Abstract
Summary Statement
ASTM therapy is commonly used to treat Achilles tendinopaty. However, there was no report to evaluate the biomechanical effects, especially the dynamic viscoelasticity. We have shown that ASTM treatment was biomechanically useful for chronic Achilles tendinopathy in an animal model.
Introduction
Achilles tendinopathy is a common chronic overuse injury. Because Achilles tendon overuse injury takes place in sports and there has been a general increase in the popularity of sports activities, the number and incidence of Achilles tendon overuse injury has increased. Augmented Soft Tissue Mobilization (ASTM) therapy is a modification of traditional soft tissue mobilization and has been used to treat a variety of musculoskeletal disorders. ASTM therapy is thought to promote collagen fiber realignment and hasten tendon repair. It might also change the biomechanical behavior of the injured tendon, especially the dynamic viscoelasticity. The purpose of this study is to evaluate the effect of ASTM therapy in a rabbit model of Achilles tendinopathy by quantifying dynamic biomechanical properties and histologic features.
Patients & Methods
The hind limbs of 12 rabbits were used, and 24 Achilles tendons were injected with collagenase to produce tendon injury. One hind limb of each animal was then randomly allocated to receive ASTM therapy, while the other received no treatment and served as a control. ASTM was performed on the Achilles tendon for 3 minutes on postoperative days 21, 24, 28, 31, 35, and 38. The Achilles tendons were harvested 10 days after the last treatment. Specimens were examined with dynamic viscoelasticity and light microscopy.
Results
The mean±SD cross-sectional area for the treated and untreated tendons was 12.30±5.47 mm2 and 9.57±8.36 mm2, respectively.
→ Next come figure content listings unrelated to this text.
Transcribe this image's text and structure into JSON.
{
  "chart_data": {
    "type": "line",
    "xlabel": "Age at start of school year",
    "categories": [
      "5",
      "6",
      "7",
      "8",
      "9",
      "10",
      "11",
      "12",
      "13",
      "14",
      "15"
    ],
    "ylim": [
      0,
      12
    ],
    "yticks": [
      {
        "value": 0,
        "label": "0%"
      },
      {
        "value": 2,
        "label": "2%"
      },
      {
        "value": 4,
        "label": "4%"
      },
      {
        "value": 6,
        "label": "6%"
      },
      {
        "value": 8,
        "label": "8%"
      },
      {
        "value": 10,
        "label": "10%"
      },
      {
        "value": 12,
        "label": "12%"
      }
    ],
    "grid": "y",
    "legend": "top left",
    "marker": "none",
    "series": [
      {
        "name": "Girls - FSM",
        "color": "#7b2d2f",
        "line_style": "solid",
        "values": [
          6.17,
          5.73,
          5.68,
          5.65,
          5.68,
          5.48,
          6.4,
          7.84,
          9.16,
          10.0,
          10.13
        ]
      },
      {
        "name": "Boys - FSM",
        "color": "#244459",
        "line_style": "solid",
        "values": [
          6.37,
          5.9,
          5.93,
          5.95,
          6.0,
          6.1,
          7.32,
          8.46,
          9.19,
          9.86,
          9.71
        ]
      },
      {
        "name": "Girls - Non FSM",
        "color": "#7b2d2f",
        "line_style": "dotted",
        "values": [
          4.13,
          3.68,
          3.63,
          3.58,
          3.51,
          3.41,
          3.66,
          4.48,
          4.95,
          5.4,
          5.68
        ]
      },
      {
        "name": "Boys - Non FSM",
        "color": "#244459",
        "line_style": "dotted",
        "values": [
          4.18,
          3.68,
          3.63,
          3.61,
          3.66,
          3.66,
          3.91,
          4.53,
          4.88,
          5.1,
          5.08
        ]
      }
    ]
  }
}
The difference between the treated and untreated tendons was statistically significant (P<.01). At all dynamic loading frequencies, the storage modulus in the untreated tendons tended to be higher than that in the treated tendons. At 0.1 Hz and 10 Hz, in the untreated tendons was significantly higher than that in the treated tendons (P=.05). The loss modulus was significantly lower in the treated tendons than in the untreated tendons (P<.05). There was no significant difference in tan δ between the treated and untreated tendons. HE stain showed that the untreated tendon fiber was wavy and kinking and displayed a disordered collagen arrangement. In contrast, the tendon fiber was well aligned in the treated tendons. In the immunohistochemically stained specimens, the type III collagen showed higher color intensity in the untreated tendons than in the treated tendons.
Discussion/Conclusion
We have shown that ASTM was a biomechanically useful treatment for chronic Achilles tendinopathy. Biomechanical and histologic data showed the treated Achilles tendons had better biomechanical function and histologic outcomes than the untreated tendons.